Echter Hausschwamm: Die unsichtbare Gefahr
Der Echte Hausschwamm (Serpula lacrymans) zählt zu den gefährlichsten holzzerstörenden Pilzen in Mitteleuropa. Er ist für rund ein Drittel der pilzbedingten Gebäudeschäden verantwortlich. In diesem Artikel erfahren Sie, wie Sie den Echten Hausschwamm erkennen, welche Risiken von ihm ausgehen und welche Maßnahmen zur Bekämpfung ergriffen werden sollten.

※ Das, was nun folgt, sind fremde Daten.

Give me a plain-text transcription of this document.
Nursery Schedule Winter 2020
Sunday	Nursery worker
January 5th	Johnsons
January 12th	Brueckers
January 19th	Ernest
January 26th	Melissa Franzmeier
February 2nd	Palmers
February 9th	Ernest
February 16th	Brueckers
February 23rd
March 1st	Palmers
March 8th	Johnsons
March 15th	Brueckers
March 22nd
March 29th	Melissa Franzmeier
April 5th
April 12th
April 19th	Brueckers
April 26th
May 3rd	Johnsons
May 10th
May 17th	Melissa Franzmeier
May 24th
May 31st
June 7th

Echten Hausschwamm erkennen
Der Echte Hausschwamm gehört zu den Braunfäulepilzen und befällt bevorzugt verbautes Holz. Er kann aber auch anorganisches Material wie Mauerwerk oder Putz durchdringen und Textilien, Papier oder Spanplatten beschädigen. Oft wächst der Echte Hausschwamm im Verborgenen und wird zunächst gar nicht bemerkt. Ein erster Hinweis können feuchte Stellen im Haus sein. Auch ein muffiger Geruch kann einen nicht sichtbaren Befall entlarven – Experten erkennen den charakteristischen Geruch meist bereits beim Betreten des Hauses. Darüber hinaus gehören folgende Merkmale zum charakteristischen Erscheinungsbild des Echten Hausschwamms.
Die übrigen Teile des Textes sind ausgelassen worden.